The reason for this is literally because of:
Or more so I should say that the previous image is reflective of the same sort of research by which these clinical trials arose. I don't see clinical trials regarding sex as a treatment for autism, however I am even more excited to sign up for them than I am for the clinical trials regarding ketamine. Let's do a study of the therapeutic effect of fucking girls whilst on ketamine in the autistic population, a study in which I would love to participate .

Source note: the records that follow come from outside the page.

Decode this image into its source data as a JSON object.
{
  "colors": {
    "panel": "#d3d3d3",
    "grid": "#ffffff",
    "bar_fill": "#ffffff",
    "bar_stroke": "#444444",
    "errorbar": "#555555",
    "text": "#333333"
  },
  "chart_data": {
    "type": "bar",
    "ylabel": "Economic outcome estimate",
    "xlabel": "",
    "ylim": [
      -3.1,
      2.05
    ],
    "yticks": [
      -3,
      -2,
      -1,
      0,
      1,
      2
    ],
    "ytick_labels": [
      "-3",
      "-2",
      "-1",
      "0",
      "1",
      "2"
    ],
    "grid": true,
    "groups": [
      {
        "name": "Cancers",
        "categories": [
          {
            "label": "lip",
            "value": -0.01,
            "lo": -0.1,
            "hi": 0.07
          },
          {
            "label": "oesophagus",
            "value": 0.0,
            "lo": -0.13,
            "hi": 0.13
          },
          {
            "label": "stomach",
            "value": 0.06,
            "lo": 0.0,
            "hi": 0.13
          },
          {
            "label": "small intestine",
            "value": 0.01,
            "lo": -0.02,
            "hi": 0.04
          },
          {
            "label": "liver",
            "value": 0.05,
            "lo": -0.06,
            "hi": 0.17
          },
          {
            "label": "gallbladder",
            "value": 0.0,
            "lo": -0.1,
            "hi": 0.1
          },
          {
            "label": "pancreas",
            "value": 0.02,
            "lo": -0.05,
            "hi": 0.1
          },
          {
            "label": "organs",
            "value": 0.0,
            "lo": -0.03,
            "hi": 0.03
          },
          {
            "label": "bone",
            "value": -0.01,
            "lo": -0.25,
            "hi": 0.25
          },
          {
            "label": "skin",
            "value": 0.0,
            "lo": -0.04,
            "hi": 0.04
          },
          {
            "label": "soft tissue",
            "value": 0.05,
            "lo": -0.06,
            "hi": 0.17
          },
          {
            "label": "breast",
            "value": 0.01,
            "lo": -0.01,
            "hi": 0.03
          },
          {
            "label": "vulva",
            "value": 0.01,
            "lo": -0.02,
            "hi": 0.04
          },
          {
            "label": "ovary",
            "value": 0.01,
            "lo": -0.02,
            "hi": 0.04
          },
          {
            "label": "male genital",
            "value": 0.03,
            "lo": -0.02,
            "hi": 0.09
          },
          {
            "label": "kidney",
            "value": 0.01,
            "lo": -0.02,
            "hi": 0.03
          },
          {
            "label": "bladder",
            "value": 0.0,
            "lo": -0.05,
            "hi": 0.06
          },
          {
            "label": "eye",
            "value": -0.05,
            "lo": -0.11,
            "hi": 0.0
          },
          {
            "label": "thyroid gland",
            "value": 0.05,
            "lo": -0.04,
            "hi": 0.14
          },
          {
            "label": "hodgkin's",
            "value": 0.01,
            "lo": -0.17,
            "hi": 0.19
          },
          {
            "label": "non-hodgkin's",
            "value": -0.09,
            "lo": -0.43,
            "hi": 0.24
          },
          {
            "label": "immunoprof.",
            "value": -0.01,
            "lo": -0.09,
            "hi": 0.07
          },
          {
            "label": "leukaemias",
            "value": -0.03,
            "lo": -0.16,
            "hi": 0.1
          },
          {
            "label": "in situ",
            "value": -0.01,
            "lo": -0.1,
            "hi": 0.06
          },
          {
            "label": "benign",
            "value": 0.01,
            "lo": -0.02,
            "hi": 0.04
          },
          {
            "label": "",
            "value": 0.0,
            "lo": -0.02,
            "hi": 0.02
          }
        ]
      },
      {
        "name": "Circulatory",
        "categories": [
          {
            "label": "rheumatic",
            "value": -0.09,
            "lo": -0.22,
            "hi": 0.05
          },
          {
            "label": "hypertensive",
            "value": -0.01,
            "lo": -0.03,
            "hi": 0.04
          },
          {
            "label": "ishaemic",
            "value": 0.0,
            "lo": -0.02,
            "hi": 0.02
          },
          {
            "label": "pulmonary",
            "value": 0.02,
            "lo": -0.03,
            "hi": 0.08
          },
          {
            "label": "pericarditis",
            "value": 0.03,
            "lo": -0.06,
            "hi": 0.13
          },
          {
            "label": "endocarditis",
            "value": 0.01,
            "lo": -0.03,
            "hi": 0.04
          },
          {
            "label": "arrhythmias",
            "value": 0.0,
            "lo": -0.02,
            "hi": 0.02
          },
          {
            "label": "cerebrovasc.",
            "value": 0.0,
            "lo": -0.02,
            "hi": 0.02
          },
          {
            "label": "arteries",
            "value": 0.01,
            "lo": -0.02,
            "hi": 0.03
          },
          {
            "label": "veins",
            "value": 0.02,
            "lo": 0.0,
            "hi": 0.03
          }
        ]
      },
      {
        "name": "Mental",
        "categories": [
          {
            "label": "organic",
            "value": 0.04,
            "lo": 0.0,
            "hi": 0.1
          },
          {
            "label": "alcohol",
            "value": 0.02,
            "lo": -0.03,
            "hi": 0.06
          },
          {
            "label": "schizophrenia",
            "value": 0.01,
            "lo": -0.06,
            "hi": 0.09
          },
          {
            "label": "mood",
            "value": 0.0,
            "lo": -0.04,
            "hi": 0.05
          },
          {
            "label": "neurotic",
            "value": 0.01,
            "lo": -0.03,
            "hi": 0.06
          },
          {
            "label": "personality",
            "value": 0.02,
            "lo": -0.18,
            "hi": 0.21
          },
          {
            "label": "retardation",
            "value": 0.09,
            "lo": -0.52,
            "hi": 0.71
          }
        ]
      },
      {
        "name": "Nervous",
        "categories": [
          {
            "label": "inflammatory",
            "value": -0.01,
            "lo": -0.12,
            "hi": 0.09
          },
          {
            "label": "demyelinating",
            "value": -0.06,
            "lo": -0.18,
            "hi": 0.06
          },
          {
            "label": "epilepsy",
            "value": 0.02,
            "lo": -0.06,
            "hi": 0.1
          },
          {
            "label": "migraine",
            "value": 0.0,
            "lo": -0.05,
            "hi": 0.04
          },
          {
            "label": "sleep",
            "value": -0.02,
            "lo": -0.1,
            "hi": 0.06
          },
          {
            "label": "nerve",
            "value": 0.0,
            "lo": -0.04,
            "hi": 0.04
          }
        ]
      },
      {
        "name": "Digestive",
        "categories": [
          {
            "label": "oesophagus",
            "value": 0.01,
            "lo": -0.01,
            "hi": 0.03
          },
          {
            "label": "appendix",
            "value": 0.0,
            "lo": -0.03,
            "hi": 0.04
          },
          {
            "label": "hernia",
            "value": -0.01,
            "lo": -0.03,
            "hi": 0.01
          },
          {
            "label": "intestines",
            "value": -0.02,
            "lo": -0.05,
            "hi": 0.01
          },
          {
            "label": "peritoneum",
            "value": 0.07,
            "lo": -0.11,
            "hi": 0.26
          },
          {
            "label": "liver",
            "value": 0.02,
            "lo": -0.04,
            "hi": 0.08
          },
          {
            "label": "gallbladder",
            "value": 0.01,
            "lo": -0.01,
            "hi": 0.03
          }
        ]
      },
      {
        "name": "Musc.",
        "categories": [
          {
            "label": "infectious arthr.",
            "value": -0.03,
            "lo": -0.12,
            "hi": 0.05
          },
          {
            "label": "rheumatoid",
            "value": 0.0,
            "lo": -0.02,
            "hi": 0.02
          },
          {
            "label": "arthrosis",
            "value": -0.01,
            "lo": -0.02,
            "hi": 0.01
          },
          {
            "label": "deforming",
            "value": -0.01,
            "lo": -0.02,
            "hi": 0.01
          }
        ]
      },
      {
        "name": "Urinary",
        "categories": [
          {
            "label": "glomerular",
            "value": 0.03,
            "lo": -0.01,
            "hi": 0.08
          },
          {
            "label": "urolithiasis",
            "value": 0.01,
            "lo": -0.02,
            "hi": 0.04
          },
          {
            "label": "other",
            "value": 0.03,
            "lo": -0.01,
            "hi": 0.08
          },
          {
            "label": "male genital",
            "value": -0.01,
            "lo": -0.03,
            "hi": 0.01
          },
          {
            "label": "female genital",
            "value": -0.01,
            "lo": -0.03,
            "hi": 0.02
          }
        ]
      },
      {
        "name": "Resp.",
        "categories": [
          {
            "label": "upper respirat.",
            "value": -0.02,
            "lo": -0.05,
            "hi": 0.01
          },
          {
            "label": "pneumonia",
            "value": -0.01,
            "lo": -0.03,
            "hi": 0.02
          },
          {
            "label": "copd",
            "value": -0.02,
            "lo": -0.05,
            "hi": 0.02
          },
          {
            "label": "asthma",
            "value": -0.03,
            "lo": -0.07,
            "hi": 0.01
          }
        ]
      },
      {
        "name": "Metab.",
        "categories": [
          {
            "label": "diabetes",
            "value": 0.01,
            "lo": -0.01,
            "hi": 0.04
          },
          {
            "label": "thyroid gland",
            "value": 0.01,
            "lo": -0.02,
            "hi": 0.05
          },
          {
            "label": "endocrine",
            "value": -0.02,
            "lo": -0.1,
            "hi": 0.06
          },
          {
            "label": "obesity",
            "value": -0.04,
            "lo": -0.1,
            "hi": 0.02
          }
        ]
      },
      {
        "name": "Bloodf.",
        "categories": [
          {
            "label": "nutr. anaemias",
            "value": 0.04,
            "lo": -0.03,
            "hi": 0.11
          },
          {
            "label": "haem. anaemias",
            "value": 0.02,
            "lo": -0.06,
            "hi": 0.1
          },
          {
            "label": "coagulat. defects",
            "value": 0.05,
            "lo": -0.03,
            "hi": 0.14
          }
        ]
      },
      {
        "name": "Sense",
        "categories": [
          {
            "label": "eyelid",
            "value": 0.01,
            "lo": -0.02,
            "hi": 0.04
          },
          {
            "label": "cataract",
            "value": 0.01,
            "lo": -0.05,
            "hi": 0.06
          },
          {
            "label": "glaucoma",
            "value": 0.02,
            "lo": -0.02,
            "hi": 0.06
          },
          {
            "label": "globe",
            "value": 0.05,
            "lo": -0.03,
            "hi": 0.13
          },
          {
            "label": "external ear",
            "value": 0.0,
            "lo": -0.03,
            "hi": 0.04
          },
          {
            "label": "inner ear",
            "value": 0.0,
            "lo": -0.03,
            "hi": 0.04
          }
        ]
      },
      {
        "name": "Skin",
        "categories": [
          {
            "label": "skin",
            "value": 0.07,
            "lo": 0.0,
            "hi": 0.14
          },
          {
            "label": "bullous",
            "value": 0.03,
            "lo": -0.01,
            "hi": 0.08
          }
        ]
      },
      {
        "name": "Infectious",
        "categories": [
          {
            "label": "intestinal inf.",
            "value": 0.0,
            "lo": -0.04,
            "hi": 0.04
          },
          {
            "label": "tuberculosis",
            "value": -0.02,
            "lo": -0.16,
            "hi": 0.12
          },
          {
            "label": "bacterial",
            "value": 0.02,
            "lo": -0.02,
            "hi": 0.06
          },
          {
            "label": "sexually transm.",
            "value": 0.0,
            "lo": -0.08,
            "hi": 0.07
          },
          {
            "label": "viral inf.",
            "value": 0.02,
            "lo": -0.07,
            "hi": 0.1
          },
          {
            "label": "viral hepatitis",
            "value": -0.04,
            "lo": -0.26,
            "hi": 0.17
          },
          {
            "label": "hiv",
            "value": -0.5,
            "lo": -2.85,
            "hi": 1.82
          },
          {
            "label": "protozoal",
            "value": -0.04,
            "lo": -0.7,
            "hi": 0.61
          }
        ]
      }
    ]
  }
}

I would slightly do the images differently today though as I said my thought on the matter has rapidly developed. Today I believe I have a pretty solid understanding of the matter though. I would primarily modify the image for mode 2 cognition to indicate that it is essentially a state of daydreaming, and that schizophrenia is essentially a condition of failing to toggle out of the state of either REM sleep or of daydreaming depending on the severity of it. Autism is the opposite end of this spectrum and is a failure to toggle out of direct observation of the physical environment or out of the cultural abstractions such as language that make direct abstractions of it, depending on the severity.
Most people go through all of these states of "acatatonia" and the associated catatonia states throughout the day and over time, but atypical progression through these states is the essence of autism and schizophrenia.
This is quite literally essentially the most bleeding edge conception of the matter and possibly even somewhat contributory, but certainly even if contributory is reflective of the literature.
Childhood schizophrenia increases the risk for autistic catatonia later in life dramatically. There seems to be a common font of brain pathology for psychosis, catatonia and autism.
The psychosis to autism spectrum is actually a measure of the frequency in which an individual is in one of the various states of acatatonia and associated catatonia states. I believe this is the most state of the art conception of the matter.